A review on the development of covalently connected donor–acceptor molecular materials for single-component organic solar cells

Abstract

Organic solar cells (OSCs) have achieved remarkable progress, with power conversion efficiencies (PCEs) surpassing 19–20%, driven by the development of polymeric electron donors and non-fullerene acceptors (NFAs) in bulk-heterojunction (BHJ) architectures. BHJ OSCs, which rely on physical blending of donor (D) and acceptor (A) materials, face significant challenges in maintaining long-term stability. This instability limits the commercial viability of BHJ OSCs despite advancements in optimizing their morphology and device architecture.

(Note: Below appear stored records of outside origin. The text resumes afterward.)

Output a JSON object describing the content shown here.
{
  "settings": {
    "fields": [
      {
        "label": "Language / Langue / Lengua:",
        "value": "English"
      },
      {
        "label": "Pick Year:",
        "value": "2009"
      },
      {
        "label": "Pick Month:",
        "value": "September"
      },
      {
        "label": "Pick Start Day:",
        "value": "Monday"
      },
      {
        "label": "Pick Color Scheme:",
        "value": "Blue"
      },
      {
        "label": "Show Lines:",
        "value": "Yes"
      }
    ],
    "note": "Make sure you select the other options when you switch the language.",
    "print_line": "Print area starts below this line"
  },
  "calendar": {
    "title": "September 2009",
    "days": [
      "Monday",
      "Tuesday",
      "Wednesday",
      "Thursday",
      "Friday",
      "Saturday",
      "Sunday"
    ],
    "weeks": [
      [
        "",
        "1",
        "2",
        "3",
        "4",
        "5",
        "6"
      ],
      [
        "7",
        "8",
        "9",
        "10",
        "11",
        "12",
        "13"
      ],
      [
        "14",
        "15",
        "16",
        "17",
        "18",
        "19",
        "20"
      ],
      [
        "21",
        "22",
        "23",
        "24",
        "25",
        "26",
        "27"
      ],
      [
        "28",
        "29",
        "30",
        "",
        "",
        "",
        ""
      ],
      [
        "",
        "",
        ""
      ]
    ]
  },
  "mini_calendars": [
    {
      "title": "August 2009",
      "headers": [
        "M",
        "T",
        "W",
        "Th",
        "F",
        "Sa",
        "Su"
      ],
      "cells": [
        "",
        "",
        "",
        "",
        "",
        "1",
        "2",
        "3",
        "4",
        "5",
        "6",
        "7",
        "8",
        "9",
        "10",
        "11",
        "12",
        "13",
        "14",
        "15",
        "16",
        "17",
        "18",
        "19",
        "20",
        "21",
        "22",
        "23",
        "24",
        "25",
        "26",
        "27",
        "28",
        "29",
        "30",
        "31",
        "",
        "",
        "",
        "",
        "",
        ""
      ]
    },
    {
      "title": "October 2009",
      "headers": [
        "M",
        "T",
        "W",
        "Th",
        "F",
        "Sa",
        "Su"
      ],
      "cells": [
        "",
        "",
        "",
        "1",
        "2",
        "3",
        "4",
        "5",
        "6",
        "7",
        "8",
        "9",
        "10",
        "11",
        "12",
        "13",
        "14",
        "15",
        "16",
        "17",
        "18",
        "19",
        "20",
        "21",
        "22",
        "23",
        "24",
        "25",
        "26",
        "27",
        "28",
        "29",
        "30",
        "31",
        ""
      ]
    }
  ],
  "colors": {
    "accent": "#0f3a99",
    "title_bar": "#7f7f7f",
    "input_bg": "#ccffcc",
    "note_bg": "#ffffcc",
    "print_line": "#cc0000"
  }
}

Single-component organic solar cells (SCOSCs) have emerged as a promising alternative to address these stability challenges. By covalently linking D and A units into a single molecule these single-material devices combine the advantages of light absorption and charge transport within a unified structure, eliminating complex interfacial layers and mitigating phase-separation issues inherent in BHJ systems. To date, SCOSCs have reached a maximum power conversion efficiency (PCE) of 15%, marking notable progress toward bridging the performance gap with BHJ devices. This review highlights the structural advancements in SCOSCs, with a particular emphasis on molecular dyads, D–A double cable polymers and conjugated block copolymers, and their photovoltaic performance. Furthermore, it discusses potential strategies for future innovations to improve the efficiency and scalability of SCOSCs.